Carr tries to throw you off the trail by introducing further and further twists, usually acts of violence, some of which are predictable too. But there’s a better way to keep readers turning the pages. We all want the innocent to triumph, and the inquisitors to be damned. But that’s abstract, and you could get that by reading a history of the period. Rather, I want to care about Mendoza and to see Inquisitor Mercader, his chief ecclesiastical adversary, in a way that makes him a full person. Unfortunately, Carr doesn’t allow either.

Donald Maass, a literary agent whose books have shaped my approach as a novelist and a reviewer, addresses this issue in his latest effort, The Emotional Craft of Fiction.

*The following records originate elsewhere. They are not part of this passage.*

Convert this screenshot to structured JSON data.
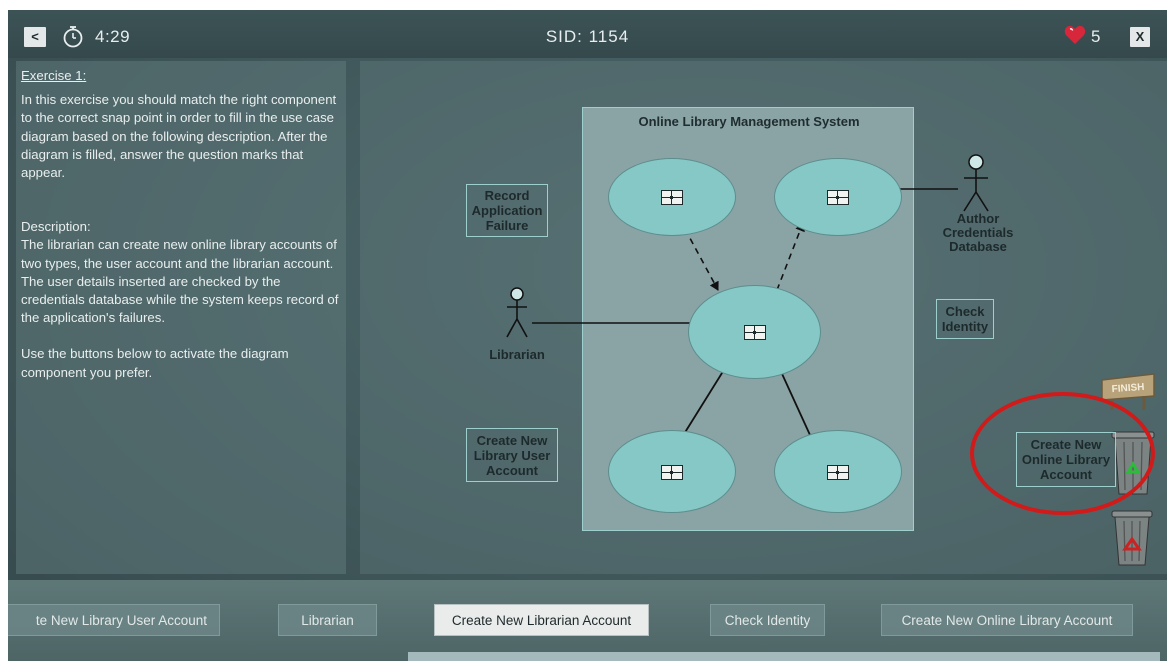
{
  "header": {
    "back_label": "<",
    "timer": "4:29",
    "sid": "SID: 1154",
    "lives": "5",
    "close_label": "X"
  },
  "exercise": {
    "title": "Exercise 1:",
    "intro": "In this exercise you should match the right component to the correct snap point in order to fill in the use case diagram based on the following description. After the diagram is filled, answer the question marks that appear.",
    "description_heading": "Description:",
    "description": "The librarian can create new online library accounts of two types, the user account and the librarian account. The user details inserted are checked by the credentials database while the system keeps record of the application's failures.",
    "instruction": "Use the buttons below to activate the diagram component you prefer."
  },
  "diagram": {
    "system_title": "Online Library Management System",
    "floating_labels": {
      "record_failure": "Record Application Failure",
      "check_identity": "Check Identity",
      "create_user_account": "Create New Library User Account",
      "create_online_account": "Create New Online Library Account"
    },
    "actors": {
      "librarian": "Librarian",
      "author_db": "Author Credentials Database"
    }
  },
  "tools": {
    "finish_label": "FINISH"
  },
  "component_buttons": [
    {
      "label": "te New Library User Account",
      "active": false
    },
    {
      "label": "Librarian",
      "active": false
    },
    {
      "label": "Create New Librarian Account",
      "active": true
    },
    {
      "label": "Check Identity",
      "active": false
    },
    {
      "label": "Create New Online Library Account",
      "active": false
    }
  ],
  "colors": {
    "usecase_fill": "#86c8c6",
    "highlight_ring": "#d11a1a",
    "lives_heart": "#d8263a"
  }
}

He argues that the best you can get out of adding plot points is to keep the pages turning through sheer intricacy. But many, if not most, readers will give up, because you’ve failed to engage their empathy, and if they do finish the book, they’ll have trouble remembering it. To make a deeper, more lasting impression, you have to connect the characters’ inner lives with the action, and the manner in which you do so strikes a chord (or doesn’t). Tension resides in the reader’s mind, not the words on the page. And this is true, Maass says, for any type of fiction you can name, thriller or literary, romance or fantasy. Makes sense to me.

I think Carr is an able writer, and The Devils of Cardona is only his first novel. I hope his future efforts reveal his characters to greater depth and complexity–and if he manages that, he won’t have to work so hard at plotting.

Disclaimer: I obtained my reading copy of this book from the public library.